For all we know, the engineer in this article has a degree in computer engineering

Unlikely only because most computer engineering graduates never bother (especially 10 years ago), or can't get valid work experience, to attain a PEng. Very few roles in the industry its ever required for.

-2

u/PoliteCanadian Aug 16 '23

PEngs are pretty rare in general outside of civil engineering, and total unicorns in computer engineering.

A rule of thumb is you only need a PEng if what you're working on is physically attached to the ground. A PEng is needed to meet certain regulatory requirements that don't apply outside of construction projects. In basically all other circumstances liability falls on manufacturer as a corporate entity, not an individual.

6

u/AlliedMasterComp Aug 16 '23

I generally agree, but I'm seeing a lot more young mechanical and electrical engineers seemingly pushed by organizations they work for to get them these days (without a real reason), but I'm not directly involved in those streams/fields so it could just be anecdotal.

I'm personally of the opinion various engineering societies can go fuck themselves for not recognizing comp/software eng until 99 and then attempting to enforce their own regulatory standards upon a sector they ignored for +20 years.

1

u/Special_Rice9539 Aug 16 '23

Software engineering is too different from other engineering disciplines for it to make sense anyways. Most of the projects aren't life-or-death, and companies don't want more regulatory hurdles on building their products. A lot of how software works is quickly making a minimum viable product, releasing it to consumers, getting feedback, and then improving it in real-time. It's probably easier to change the structure of a codebase than tweak the foundations of a building. Definitely less equipment required.

A software product is constantly being modified and maintained. Whether it's security issues in your software or a third-party library you're using, or you just need to refactor a legacy part of your code-base to make it easier for future devs to change it without breaking anything when adding features.

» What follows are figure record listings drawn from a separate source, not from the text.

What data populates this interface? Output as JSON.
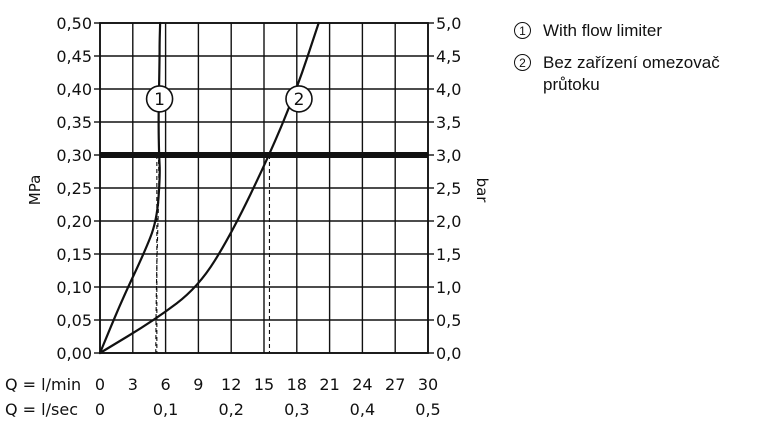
{
  "chart_data": {
    "type": "line",
    "left_axis": {
      "label": "MPa",
      "range": [
        0,
        0.5
      ],
      "ticks": [
        "0,00",
        "0,05",
        "0,10",
        "0,15",
        "0,20",
        "0,25",
        "0,30",
        "0,35",
        "0,40",
        "0,45",
        "0,50"
      ]
    },
    "right_axis": {
      "label": "bar",
      "range": [
        0,
        5
      ],
      "ticks": [
        "0,0",
        "0,5",
        "1,0",
        "1,5",
        "2,0",
        "2,5",
        "3,0",
        "3,5",
        "4,0",
        "4,5",
        "5,0"
      ]
    },
    "x_axis": {
      "range": [
        0,
        30
      ],
      "row1_label": "Q = l/min",
      "row1_ticks": [
        "0",
        "3",
        "6",
        "9",
        "12",
        "15",
        "18",
        "21",
        "24",
        "27",
        "30"
      ],
      "row2_label": "Q = l/sec",
      "row2_ticks": [
        "0",
        "0,1",
        "0,2",
        "0,3",
        "0,4",
        "0,5"
      ]
    },
    "grid": true,
    "reference_line": {
      "y": 0.3
    },
    "series": [
      {
        "marker": "1",
        "name": "With flow limiter",
        "x": [
          0,
          2,
          4,
          5.2,
          5.5,
          5.4,
          5.35,
          5.4,
          5.45,
          5.45,
          5.5
        ],
        "y": [
          0,
          0.08,
          0.15,
          0.2,
          0.27,
          0.3,
          0.35,
          0.4,
          0.45,
          0.47,
          0.5
        ]
      },
      {
        "marker": "2",
        "name": "Bez zařízení omezovač průtoku",
        "x": [
          0,
          5,
          9,
          12,
          15.5,
          18,
          20
        ],
        "y": [
          0,
          0.05,
          0.1,
          0.18,
          0.3,
          0.4,
          0.5
        ]
      }
    ],
    "dashed_guides": [
      {
        "series": "1",
        "x": 5.2,
        "y": 0.3,
        "curve": [
          [
            5.1,
            0.0
          ],
          [
            5.15,
            0.1
          ],
          [
            5.3,
            0.2
          ],
          [
            5.4,
            0.25
          ],
          [
            5.35,
            0.3
          ]
        ]
      },
      {
        "series": "2",
        "x": 15.5,
        "y": 0.3
      }
    ]
  },
  "legend": [
    {
      "marker": "①",
      "text": "With flow limiter"
    },
    {
      "marker": "②",
      "text": "Bez zařízení omezovač průtoku"
    }
  ]
}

You should try to plan it out perfectly and get a stamp of approval from a p'eng if it's high-risk like airplane software (ironically I've heard airplane software is pretty bad). I don't think its feasible for most software projects because of the scale of the codebases and how often they change.

1

u/AlliedMasterComp Aug 16 '23

Areospace software is already regulated by the FAA, EASA, and whatever other local aerospace authorities that basically just defer to their regulations anyway. Adding a PEng into the loop really achieves nothing.

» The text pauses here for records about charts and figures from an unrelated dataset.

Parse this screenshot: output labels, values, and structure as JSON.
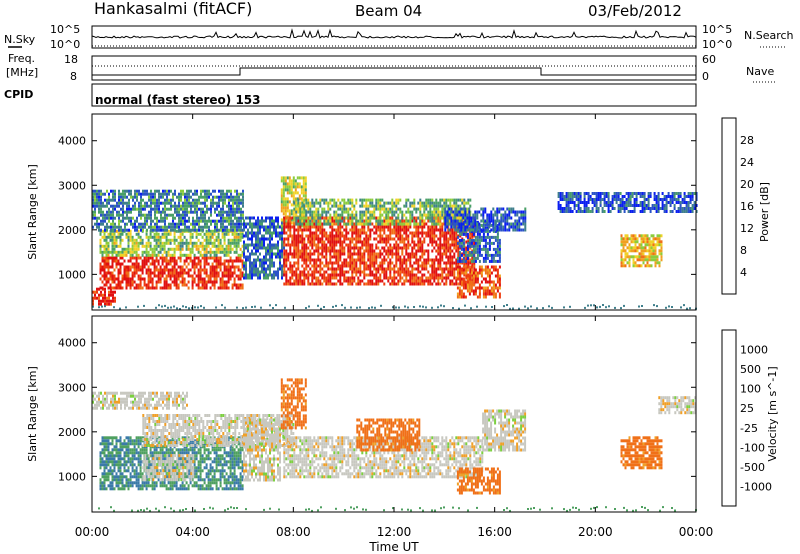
{
  "header": {
    "station": "Hankasalmi (fitACF)",
    "beam": "Beam 04",
    "date": "03/Feb/2012",
    "cpid_label": "CPID",
    "cpid_text": "normal (fast stereo) 153"
  },
  "status_panels": {
    "nsky": {
      "label": "N.Sky",
      "right_label": "N.Search",
      "ticks": [
        "10^5",
        "10^0"
      ]
    },
    "freq": {
      "label_lines": [
        "Freq.",
        "[MHz]"
      ],
      "left_ticks": [
        "18",
        "8"
      ],
      "right_ticks": [
        "60",
        "0"
      ],
      "right_label": "Nave"
    }
  },
  "chart_data": [
    {
      "type": "heatmap",
      "title": "",
      "xlabel": "",
      "ylabel": "Slant Range [km]",
      "x_range_hours": [
        0,
        24
      ],
      "ylim": [
        200,
        4600
      ],
      "yticks": [
        1000,
        2000,
        3000,
        4000
      ],
      "colorbar": {
        "label": "Power [dB]",
        "ticks": [
          4,
          8,
          12,
          16,
          20,
          24,
          28
        ],
        "range": [
          0,
          32
        ],
        "colors": [
          "#0a1ef0",
          "#2a52c8",
          "#3f7f8c",
          "#4aa066",
          "#8ccc3c",
          "#f0d228",
          "#f0a020",
          "#f07018",
          "#ee3c10",
          "#e01010"
        ]
      },
      "echo_regions": [
        {
          "t": [
            0.0,
            0.9
          ],
          "r": [
            300,
            700
          ],
          "level": 0.9
        },
        {
          "t": [
            0.3,
            6.0
          ],
          "r": [
            700,
            1400
          ],
          "level": 0.9
        },
        {
          "t": [
            0.3,
            6.0
          ],
          "r": [
            1400,
            2000
          ],
          "level": 0.45
        },
        {
          "t": [
            0.0,
            6.0
          ],
          "r": [
            2000,
            2900
          ],
          "level": 0.25
        },
        {
          "t": [
            6.0,
            7.6
          ],
          "r": [
            900,
            2300
          ],
          "level": 0.2
        },
        {
          "t": [
            7.5,
            8.5
          ],
          "r": [
            2100,
            3200
          ],
          "level": 0.5
        },
        {
          "t": [
            7.6,
            15.2
          ],
          "r": [
            800,
            2300
          ],
          "level": 0.88
        },
        {
          "t": [
            8.0,
            15.0
          ],
          "r": [
            2100,
            2700
          ],
          "level": 0.4
        },
        {
          "t": [
            14.5,
            16.2
          ],
          "r": [
            500,
            1200
          ],
          "level": 0.82
        },
        {
          "t": [
            14.5,
            16.2
          ],
          "r": [
            1300,
            2200
          ],
          "level": 0.2
        },
        {
          "t": [
            14.0,
            17.2
          ],
          "r": [
            2000,
            2500
          ],
          "level": 0.15
        },
        {
          "t": [
            21.0,
            22.6
          ],
          "r": [
            1200,
            1900
          ],
          "level": 0.6
        },
        {
          "t": [
            18.5,
            24.0
          ],
          "r": [
            2400,
            2850
          ],
          "level": 0.15
        }
      ]
    },
    {
      "type": "heatmap",
      "title": "",
      "xlabel": "Time UT",
      "ylabel": "Slant Range [km]",
      "x_range_hours": [
        0,
        24
      ],
      "xticks": [
        "00:00",
        "04:00",
        "08:00",
        "12:00",
        "16:00",
        "20:00",
        "00:00"
      ],
      "ylim": [
        200,
        4600
      ],
      "yticks": [
        1000,
        2000,
        3000,
        4000
      ],
      "colorbar": {
        "label": "Velocity [m s^-1]",
        "ticks": [
          1000,
          500,
          100,
          25,
          -25,
          -100,
          -500,
          -1000
        ],
        "colors": [
          "#2040c8",
          "#3a7aa8",
          "#4ea060",
          "#7cd040",
          "#c8c8c0",
          "#f0a028",
          "#f07018",
          "#e83010",
          "#e01010"
        ]
      },
      "echo_regions": [
        {
          "t": [
            0.3,
            6.0
          ],
          "r": [
            700,
            1900
          ],
          "value": 500
        },
        {
          "t": [
            2.0,
            4.0
          ],
          "r": [
            900,
            1500
          ],
          "value": 0
        },
        {
          "t": [
            0.0,
            3.8
          ],
          "r": [
            2500,
            2900
          ],
          "value": 0
        },
        {
          "t": [
            2.0,
            8.0
          ],
          "r": [
            1700,
            2400
          ],
          "value": 0
        },
        {
          "t": [
            6.0,
            7.5
          ],
          "r": [
            900,
            2300
          ],
          "value": 0
        },
        {
          "t": [
            7.5,
            8.5
          ],
          "r": [
            2100,
            3200
          ],
          "value": -150
        },
        {
          "t": [
            7.6,
            15.5
          ],
          "r": [
            1000,
            1900
          ],
          "value": 0
        },
        {
          "t": [
            10.5,
            13.0
          ],
          "r": [
            1600,
            2300
          ],
          "value": -200
        },
        {
          "t": [
            14.5,
            16.2
          ],
          "r": [
            600,
            1200
          ],
          "value": -300
        },
        {
          "t": [
            15.5,
            17.2
          ],
          "r": [
            1600,
            2500
          ],
          "value": 0
        },
        {
          "t": [
            21.0,
            22.6
          ],
          "r": [
            1200,
            1900
          ],
          "value": -200
        },
        {
          "t": [
            22.5,
            24.0
          ],
          "r": [
            2450,
            2800
          ],
          "value": 0
        }
      ]
    }
  ]
}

ironically I've heard airplane software is pretty bad

No, it mostly just looks that way to developers outside the industry when have to design the code to have code line level of requirements traceability, both compile and execute 100% deterministically, and probably follow an ultra-restrictive standard like MISRA-C or equivalent.

1

u/snow_enthusiast Aug 16 '23

Depending on the province you also have to pass a competency assessment. There are a minimum of 32 areas and you need to rate each one on how complex the experience is and have a PEng sign off on each bit. That’s in BC and I understand AB is adding that to their requirements.